Plan from the running system, not just the prompt
Most AI planners read your prompt. PFactory also reads your cluster, your cloud, and your catalog — before it writes a single issue.
Ask any 2026 coding agent to “add a worker to handle the import queue” and it will
happily plan one — against an imaginary system. It doesn’t know your namespace is
already at 90% of its CPU quota, that there’s a NetworkPolicy blocking egress to
the queue, that your org’s golden path mandates a specific base image, or that the
service it’s about to touch is owned by another team and has an SLO.
A plan made in a vacuum is a plan that fails review later — or worse, ships and breaks something. PFactory plans from the prompt and the running system.
Before it decomposes anything, the Enrich stage pulls live, read-only context:
- Backstage — the software catalog (ownership, APIs, dependencies), TechDocs, and golden-path scaffolder templates, so the plan inherits your standards.
- Internal wikis — Confluence, GitBook, repo-native ADRs — for the policies and decisions that never make it into code.
- Live infrastructure — read-only introspection of running Kubernetes / OpenShift / Azure / AWS / GCP and Terraform: workloads, resource requests and limits, autoscalers, network policies, quotas, and actual load. Nothing is mutated; PFactory only looks.

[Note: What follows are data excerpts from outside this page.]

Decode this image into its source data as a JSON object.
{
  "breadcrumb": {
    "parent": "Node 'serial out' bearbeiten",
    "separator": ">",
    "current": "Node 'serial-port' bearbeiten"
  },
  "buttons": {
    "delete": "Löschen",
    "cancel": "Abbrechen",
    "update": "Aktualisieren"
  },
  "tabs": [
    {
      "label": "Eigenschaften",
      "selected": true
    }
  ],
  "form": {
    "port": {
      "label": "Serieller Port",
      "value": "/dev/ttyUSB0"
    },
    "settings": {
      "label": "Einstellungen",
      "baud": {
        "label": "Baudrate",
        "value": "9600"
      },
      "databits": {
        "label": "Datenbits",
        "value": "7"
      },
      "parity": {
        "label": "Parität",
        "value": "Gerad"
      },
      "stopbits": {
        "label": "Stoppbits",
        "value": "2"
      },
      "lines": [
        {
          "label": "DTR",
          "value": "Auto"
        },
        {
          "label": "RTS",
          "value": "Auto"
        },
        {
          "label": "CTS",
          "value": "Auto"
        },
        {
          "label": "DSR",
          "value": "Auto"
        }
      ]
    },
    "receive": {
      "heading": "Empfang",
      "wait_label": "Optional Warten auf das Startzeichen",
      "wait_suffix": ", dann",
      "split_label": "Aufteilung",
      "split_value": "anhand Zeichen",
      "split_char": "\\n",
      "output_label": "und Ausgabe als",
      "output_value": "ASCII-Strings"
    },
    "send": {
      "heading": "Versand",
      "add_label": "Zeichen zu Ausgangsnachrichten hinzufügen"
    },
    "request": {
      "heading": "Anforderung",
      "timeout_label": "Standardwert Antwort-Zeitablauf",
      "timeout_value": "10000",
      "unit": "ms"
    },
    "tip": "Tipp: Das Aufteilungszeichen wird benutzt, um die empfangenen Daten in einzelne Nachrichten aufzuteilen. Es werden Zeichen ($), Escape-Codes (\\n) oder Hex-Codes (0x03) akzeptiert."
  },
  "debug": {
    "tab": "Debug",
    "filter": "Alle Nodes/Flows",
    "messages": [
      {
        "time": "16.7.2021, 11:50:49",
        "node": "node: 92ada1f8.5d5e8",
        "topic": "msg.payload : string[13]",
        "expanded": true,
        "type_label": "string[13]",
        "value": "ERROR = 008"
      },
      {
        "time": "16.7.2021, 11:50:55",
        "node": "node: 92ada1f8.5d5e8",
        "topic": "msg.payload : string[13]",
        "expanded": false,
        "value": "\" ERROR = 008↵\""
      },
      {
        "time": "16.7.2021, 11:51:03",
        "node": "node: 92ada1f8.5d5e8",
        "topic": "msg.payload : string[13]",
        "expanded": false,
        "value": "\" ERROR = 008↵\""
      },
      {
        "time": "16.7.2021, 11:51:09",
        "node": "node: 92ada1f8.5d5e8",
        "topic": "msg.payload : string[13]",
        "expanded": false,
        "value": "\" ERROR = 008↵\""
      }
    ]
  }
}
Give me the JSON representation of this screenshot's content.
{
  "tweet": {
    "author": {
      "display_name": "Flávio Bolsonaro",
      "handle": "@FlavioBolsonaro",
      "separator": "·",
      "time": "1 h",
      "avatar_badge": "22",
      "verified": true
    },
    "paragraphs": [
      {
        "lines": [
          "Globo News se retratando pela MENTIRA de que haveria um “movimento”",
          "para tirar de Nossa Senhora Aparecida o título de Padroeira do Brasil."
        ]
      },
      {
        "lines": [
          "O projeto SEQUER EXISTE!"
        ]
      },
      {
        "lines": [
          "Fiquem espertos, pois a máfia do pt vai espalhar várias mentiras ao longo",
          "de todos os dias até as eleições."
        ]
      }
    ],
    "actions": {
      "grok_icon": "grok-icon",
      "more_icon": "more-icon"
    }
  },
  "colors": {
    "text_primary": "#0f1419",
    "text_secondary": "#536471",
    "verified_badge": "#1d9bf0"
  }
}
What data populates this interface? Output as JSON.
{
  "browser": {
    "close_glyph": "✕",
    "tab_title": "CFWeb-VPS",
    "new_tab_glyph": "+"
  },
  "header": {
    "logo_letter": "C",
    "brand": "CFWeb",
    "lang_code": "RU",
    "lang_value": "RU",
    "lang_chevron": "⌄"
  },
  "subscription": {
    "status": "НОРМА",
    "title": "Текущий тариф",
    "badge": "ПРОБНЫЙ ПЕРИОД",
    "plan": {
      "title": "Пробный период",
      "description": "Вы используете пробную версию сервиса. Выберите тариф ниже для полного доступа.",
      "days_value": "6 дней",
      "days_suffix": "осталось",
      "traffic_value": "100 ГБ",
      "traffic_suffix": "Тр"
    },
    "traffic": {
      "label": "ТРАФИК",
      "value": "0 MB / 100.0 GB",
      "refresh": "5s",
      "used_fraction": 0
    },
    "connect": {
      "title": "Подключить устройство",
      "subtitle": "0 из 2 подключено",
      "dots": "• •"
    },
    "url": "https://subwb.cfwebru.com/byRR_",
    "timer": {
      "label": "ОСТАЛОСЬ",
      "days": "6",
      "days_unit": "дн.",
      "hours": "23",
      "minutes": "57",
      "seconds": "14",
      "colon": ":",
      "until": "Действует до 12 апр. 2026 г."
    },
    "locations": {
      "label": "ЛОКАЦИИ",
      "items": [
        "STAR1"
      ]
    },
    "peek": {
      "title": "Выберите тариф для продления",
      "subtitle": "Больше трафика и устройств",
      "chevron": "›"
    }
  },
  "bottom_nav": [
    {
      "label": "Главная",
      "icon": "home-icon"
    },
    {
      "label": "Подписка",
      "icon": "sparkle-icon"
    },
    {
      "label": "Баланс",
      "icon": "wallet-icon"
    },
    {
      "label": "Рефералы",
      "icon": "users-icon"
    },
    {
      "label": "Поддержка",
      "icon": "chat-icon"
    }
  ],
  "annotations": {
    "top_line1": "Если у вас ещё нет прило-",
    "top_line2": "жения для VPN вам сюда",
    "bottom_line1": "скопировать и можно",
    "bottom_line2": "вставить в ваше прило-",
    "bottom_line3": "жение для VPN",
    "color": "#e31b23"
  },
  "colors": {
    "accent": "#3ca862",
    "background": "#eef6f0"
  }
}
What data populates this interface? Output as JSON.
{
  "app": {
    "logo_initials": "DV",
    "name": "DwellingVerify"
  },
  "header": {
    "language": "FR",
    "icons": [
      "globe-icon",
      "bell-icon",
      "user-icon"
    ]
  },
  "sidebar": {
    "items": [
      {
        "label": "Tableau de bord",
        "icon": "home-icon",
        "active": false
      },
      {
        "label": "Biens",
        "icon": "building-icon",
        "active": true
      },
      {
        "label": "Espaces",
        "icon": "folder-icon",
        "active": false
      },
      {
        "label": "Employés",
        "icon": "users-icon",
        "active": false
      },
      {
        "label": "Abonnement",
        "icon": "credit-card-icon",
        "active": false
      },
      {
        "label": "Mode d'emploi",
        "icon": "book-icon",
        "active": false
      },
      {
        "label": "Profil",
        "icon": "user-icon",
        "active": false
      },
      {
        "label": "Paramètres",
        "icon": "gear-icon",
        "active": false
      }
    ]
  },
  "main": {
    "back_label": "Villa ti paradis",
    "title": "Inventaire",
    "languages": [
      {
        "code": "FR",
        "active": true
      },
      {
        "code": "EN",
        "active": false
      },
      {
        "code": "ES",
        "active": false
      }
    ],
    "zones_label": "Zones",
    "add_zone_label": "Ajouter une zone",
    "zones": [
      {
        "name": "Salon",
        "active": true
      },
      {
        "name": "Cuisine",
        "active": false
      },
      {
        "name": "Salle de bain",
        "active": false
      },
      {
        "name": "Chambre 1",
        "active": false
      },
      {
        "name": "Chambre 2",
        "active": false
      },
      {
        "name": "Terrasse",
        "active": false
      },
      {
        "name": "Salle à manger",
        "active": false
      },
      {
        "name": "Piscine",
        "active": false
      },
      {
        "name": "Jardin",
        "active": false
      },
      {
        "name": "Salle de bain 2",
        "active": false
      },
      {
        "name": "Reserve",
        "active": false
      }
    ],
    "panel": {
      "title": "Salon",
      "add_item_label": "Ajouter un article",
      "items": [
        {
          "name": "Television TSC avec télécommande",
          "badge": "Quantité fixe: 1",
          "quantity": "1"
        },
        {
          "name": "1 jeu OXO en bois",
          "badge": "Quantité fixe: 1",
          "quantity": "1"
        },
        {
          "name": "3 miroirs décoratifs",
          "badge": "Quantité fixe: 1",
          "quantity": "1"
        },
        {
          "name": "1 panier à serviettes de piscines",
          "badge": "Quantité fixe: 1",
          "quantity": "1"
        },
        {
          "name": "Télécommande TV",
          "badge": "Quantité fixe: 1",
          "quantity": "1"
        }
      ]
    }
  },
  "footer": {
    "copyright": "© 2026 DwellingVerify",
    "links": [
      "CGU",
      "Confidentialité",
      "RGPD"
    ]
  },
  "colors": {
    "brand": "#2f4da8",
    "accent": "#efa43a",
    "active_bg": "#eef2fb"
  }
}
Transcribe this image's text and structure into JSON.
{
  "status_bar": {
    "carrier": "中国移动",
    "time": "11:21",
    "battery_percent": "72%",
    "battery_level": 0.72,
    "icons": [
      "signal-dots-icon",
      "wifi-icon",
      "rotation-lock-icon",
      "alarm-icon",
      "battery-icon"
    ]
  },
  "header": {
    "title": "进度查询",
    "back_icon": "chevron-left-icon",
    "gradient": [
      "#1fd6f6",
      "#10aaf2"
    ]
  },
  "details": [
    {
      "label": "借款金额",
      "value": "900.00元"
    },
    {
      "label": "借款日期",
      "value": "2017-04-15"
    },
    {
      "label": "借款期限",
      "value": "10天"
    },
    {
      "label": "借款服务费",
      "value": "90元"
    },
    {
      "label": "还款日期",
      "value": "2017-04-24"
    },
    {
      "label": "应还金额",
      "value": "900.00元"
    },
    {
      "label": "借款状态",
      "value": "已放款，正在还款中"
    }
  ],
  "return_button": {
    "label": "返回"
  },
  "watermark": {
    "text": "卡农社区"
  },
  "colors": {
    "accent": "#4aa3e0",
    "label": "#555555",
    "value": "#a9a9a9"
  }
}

That context rides along on the normalized plan and feeds both the decomposition and the review gates. So when the feasibility lens asks “is this sane and doable?”, it’s answering against your real capacity — not a guess. And when a template says “GCP projects must pin these org policies,” that rule is checked, not hoped for.
Planning grounded in reality is the difference between a backlog that looks plausible and one an execution agent can actually build.